To review, OutputCaching is part of the ASP.NET Pipeline and is the same mechanism that you can use in ASP.NET Pages using the @OutputCache directive. Using OutputCache with a handler rather than a Page is a little less discoverable than the page directive, but it provides the same functionality for any code running in the pipeline. OutputChacing is implemented as a Module in the pipeline and depending on the type of request that is being processed (headers, length, whether it’s a POST operation etc.) the caching can get elevated to the IIS Kernel Cache (although information on when and how that actually occurs is very scarce). OutputCaching is probably the most efficient way to cache request because it is handled internally and doesn’t have to hit custom code if cached content is served. The content of a cached entry is fully held in the cache including headers, encoding and the content so there’s no requirement to re-encode or re-send headers etc. as you would when caching content on your own using the element cache as I did originally in the blog post code.
OutputCache is applied in its own step in the ASP.NET Event Pipeline via the ResolveRequestCache event which fires after request authorization (because you still want to authenticate/authorize cached requests) and before the request state is retrieved and a handler is loaded. For new entries the cache is then updated towards the end of the request in the UpdateRequestCache Event. You can see where in the pipeline these events fire on this old slide:
All this adds up to a very efficient mechanism of serving cached content because it fires very early in the pipeline processing and is handled internally by ASP.NET or (in IIS7) by IIS itself.
Writing to OutputCache is pretty straight forward and looks something like this:
HttpResponse Response = HttpContext.Current.Response;
// client cache
Response.ExpiresAbsolute = DateTime.UtcNow.AddDays(30);
// OutputCache settings
HttpCachePolicy cache = Response.Cache;
cache.VaryByParams["LocaleId"] = true;
cache.VaryByParams["ResoureType"] = true;
cache.VaryByParams["IncludeControls"] = true;
cache.VaryByParams["VarName"] = true;
cache.VaryByParams["IsGlobal"] = true;
DateTime now = DateTime.Now;
cache.SetExpires(now + TimeSpan.FromDays(365.0));
Response.ContentType = contentType;
Response.Charset = "utf-8";
Response.End(); // No caching if specified
Watch out for Response.End()
Now as it turns out the code as I have it written here DOES NOT work – as you can surmise from the highlighting the Response.End() actually makes this code run, but the output never makes it into the OutputCache. The reason for the Response.End() in the code here is that the code in question is a method in the handler rather than directly defined in ProcessRequest. Originally there was a bit of error checking code and cleanup that followed the output generation code in case there was a problem. There are also a number of error generation routines that create 404 requests on missing resources and errors on invalid syntax and so on – all of which also fire a Response.End(). So to be consistent I thought that using Response.End() everwhere would be the right thing to do.
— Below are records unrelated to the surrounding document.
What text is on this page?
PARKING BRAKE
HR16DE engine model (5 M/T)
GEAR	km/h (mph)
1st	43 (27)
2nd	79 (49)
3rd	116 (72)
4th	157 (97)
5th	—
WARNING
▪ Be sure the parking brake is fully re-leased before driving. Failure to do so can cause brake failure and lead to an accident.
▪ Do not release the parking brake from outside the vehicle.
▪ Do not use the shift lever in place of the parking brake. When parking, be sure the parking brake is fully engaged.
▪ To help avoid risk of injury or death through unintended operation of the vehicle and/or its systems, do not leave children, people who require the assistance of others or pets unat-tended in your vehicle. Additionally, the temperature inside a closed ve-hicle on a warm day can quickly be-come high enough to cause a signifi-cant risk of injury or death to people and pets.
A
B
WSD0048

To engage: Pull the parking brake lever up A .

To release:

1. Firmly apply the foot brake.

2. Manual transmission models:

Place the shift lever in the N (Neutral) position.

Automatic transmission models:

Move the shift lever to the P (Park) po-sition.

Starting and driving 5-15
Au contraire – using Response.End() in this fashion causes the processing of the pipeline to abort complete after output generation. In other words by specifying the Response.End() code at the end of the request causes UpdateRequestCache() to never fire and put the content into the cache. Response.End() (and HttpApplication.CompleteRequest()) causes the request to stop right at the point of the Response.End() call and jump to the EndRequest() handler, bypassing any events in between including UpdateRequestCache() which is needed to write the cache content into the OutputCache.
So, after a quick refactoring of the method and how post processing is handle I could remove the Response.End() call and voila the caching started working. The error method still do a Response.End() to exit early, but that’s acceptable because they should not cache anyway – they never actually hit the cache code (which is obviously important – you wouldn’t want to cache an error :-}).
This is pretty obvious once you know what’s happening, but I can tell you I looked at the code for quite some time agonizing over WHY the content was not getting into OutputCache even though it was staring me straight into the face. The Response.End() looked innocent enough.
Hopefully this post will help me – and maybe even one or two of you – jog my memory and avoid this problem in the future.